Sustainable policies are easiest to implement in urban centers, says professor in his latest ranking of environmental winners
The best payoff from going green is generated by cities, where the greatest percentage of the world’s population lives—and where the world’s environmental health gets the biggest boost, says the Tufts political scientist Kent Portney.
Portney has been ranking U.S. cities’ environmental friendliness for nearly a decade. His latest report, 2012 Greenest Cities in America, was published this summer in the Canadian magazine Corporate Knights. Cities—not international organizations, nations or states—are best positioned to lead the sustainability movement in the United States and worldwide, he says.
The rankings are based on how many environmental policies and programs a city has adopted or implemented out of Portney’s list of 38. In categories that include green development, land-use planning, transportation, pollution prevention and energy and resource conservation, it is the adoption of the initiatives that counts, rather than measurable outcomes, which might come years later, he says.
In his latest report, Portney ranks the 54 largest U.S. cities (plus Pittsburgh, because in 2009 it hired a city sustainability coordinator and is in the process of implementing the Pittsburgh Climate Action Plan). Tied for first place are Portland, Ore., San Francisco and Seattle, each with 35 out of the 38 programs in place. Last are Pittsburgh, Santa Ana, Calif., and Wichita, Kan. Boston and Washington, D.C., fall in the middle of the pack.
Being green increases a city’s tourism, attracts jobs and can save money, in addition to improving residents’ health and quality of life, says Portney, a professor in the School of Arts and Sciences. “It translates into a lot more than bragging rights.”
Fort Worth, Texas, certainly thought so. It moved from number 33 in 2011 to number 17 this year by implementing five new sustainability programs. A multi-agency sustainability task force is making city operations greener and more cost effective. In addition, the city has programs for green building and energy, alternative-fueled city vehicles, bicycle ridership, rainwater harvesting and wastewater reuse.
Portney has been tracking urban green movements since 2003, with the publication of his book Taking Sustainable Cities Seriously: Economic Development, the Environment and Quality of Life in American Cities, which examines 25 U.S. cities with green initiatives. The second edition of the MIT Press book will be published in January.
Urban Ground Zero
Even so, some cities are more successful at implementing green agendas than others. It is not a city’s size or wealth that determines success, but whether residents are active advocates and their city leaders listen to them, Portney says.

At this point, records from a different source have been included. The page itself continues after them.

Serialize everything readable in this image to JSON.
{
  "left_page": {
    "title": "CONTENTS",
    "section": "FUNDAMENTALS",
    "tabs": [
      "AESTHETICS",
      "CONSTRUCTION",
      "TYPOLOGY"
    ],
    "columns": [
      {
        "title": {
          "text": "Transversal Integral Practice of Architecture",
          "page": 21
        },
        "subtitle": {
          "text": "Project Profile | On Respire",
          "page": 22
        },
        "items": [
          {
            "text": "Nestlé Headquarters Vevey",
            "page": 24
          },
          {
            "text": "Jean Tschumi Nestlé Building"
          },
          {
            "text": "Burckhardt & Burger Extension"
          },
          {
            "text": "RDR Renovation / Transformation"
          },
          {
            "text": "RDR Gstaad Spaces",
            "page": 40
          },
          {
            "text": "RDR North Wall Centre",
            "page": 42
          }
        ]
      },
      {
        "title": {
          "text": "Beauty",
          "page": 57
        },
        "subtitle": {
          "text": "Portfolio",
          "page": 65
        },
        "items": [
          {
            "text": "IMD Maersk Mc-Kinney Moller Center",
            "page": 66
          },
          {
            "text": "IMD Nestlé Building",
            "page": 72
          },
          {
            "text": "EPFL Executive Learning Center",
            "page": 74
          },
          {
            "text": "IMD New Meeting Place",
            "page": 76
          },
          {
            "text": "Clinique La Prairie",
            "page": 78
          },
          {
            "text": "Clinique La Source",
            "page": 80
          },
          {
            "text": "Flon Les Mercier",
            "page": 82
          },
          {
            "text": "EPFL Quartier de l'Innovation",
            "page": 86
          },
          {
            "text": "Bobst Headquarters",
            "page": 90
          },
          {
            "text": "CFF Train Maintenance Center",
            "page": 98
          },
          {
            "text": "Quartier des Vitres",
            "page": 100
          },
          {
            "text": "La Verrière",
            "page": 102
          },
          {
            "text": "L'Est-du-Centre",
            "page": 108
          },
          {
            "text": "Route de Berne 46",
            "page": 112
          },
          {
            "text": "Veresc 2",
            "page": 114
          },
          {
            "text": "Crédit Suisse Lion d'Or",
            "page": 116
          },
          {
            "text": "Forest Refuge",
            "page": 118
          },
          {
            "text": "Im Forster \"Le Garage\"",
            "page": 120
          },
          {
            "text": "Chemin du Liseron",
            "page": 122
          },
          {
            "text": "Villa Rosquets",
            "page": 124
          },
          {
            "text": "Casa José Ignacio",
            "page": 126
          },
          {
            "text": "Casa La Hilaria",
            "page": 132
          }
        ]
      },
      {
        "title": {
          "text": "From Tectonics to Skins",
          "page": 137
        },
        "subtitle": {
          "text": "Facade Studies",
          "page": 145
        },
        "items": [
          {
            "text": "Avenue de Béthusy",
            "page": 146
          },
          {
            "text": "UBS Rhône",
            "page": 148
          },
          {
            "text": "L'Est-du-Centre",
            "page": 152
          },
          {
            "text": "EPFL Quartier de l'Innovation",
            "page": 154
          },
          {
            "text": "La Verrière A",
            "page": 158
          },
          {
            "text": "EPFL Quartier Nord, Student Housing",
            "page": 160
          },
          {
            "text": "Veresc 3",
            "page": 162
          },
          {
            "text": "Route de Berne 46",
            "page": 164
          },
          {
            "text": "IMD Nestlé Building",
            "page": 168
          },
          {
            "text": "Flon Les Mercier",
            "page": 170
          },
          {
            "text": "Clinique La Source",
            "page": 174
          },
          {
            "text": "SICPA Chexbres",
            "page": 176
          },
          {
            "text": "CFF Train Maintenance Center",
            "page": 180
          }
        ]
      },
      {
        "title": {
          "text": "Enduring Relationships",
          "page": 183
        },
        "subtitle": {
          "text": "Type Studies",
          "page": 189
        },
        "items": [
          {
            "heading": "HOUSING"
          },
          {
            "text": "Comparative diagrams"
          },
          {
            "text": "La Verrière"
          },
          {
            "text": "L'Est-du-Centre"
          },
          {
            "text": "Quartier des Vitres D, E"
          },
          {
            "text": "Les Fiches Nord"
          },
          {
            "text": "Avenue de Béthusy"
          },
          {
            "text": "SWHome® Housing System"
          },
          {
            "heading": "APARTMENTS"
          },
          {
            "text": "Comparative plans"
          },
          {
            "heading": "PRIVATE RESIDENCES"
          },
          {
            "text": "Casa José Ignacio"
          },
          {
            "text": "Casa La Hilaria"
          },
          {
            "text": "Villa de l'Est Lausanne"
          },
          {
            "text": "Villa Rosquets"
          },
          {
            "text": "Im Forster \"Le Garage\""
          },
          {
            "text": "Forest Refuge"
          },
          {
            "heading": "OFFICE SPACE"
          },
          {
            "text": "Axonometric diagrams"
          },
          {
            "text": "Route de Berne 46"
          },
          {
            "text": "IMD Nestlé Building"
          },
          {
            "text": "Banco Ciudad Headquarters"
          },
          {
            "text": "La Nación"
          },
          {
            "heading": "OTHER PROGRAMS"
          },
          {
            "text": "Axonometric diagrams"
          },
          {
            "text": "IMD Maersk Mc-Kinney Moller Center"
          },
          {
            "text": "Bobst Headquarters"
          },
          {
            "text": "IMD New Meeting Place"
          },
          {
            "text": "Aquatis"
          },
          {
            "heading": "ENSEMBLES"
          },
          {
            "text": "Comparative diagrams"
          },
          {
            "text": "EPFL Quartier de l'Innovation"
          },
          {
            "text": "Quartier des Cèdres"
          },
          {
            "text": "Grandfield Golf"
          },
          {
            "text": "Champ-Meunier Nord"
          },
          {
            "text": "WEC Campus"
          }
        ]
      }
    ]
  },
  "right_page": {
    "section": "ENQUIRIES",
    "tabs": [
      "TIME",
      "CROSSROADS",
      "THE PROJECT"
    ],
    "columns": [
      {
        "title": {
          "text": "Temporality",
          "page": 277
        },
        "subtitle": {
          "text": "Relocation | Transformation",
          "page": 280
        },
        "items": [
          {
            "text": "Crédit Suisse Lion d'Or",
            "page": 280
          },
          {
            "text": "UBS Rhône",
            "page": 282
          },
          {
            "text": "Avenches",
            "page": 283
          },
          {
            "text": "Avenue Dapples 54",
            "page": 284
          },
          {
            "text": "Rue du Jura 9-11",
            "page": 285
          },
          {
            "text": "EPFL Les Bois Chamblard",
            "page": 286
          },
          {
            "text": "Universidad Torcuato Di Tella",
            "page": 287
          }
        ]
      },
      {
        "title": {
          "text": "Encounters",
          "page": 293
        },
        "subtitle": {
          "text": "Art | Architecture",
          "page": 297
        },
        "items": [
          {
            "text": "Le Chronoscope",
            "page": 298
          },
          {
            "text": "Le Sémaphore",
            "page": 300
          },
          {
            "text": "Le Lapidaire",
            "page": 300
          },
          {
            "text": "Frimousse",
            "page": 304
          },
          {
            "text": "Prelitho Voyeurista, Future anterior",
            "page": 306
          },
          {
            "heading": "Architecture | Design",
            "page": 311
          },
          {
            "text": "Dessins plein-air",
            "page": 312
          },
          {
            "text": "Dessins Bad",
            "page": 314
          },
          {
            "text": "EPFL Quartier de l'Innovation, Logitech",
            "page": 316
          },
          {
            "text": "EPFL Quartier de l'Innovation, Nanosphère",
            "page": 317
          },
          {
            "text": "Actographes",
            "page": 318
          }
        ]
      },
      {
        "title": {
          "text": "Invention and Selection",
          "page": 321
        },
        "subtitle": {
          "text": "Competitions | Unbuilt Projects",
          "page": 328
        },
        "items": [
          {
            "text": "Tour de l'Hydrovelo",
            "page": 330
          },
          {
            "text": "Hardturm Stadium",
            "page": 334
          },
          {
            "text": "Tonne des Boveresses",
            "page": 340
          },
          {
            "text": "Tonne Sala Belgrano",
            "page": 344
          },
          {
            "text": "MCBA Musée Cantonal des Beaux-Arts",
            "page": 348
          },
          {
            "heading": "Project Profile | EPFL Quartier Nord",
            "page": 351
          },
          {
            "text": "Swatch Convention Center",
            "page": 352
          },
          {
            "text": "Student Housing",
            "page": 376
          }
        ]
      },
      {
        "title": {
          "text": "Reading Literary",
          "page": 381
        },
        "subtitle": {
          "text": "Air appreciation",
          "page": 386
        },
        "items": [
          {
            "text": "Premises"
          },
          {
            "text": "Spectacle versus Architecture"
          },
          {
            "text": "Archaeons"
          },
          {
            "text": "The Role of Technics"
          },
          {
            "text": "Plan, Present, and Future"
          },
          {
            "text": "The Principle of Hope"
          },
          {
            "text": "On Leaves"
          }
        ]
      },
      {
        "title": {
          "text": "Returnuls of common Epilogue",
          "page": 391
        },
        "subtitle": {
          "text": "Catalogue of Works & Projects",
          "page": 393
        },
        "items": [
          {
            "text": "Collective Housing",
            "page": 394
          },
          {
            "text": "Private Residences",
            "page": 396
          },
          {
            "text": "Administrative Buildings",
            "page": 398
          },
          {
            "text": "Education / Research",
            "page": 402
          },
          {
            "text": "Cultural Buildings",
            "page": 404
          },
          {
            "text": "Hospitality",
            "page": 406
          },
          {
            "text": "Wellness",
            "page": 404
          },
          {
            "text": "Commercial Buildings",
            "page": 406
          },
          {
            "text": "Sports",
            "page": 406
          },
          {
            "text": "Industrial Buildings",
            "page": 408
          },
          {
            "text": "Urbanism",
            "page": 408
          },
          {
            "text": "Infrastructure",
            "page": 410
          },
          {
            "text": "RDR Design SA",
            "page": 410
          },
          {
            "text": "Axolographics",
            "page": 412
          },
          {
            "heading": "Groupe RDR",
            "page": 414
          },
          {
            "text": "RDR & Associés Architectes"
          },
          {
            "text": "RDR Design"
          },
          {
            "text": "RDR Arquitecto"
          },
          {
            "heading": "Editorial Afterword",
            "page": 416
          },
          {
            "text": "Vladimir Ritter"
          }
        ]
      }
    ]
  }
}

“Cities that have made a commitment to trying to become more sustainable … do seem to have populations that have a greater propensity to sign petitions, participate in demonstrations, belong to local reform groups and be active in neighborhood associations,” writes Portney and co-author Jeffrey Berry, also a professor of political science at Tufts, in a 2010 article in Urban Affairs Review. “In the last analysis, sustainable cities are participatory cities.”
For example, Seattle is ranked first among America’s green cities for a good reason, Portney says. In 1990, residents founded Sustainable Seattle, a nonprofit fueled by volunteers concerned with sustainability and its relationship to economic prosperity and social equality. The pressure of public opinion pushed city leaders to make the environment a priority.
“Without the efforts of Sustainable Seattle, it is entirely possible that sustainability would have played no more than a minor role in the city’s planning,” Portney writes on his website Our Green Cities, which includes the complete 2012 green-city rankings.
While it’s doubtful that Congress will enact a national environmental policy anytime soon, “cities have been making great strides for years,” Portney says. “This can motivate and set model programs for others to follow.”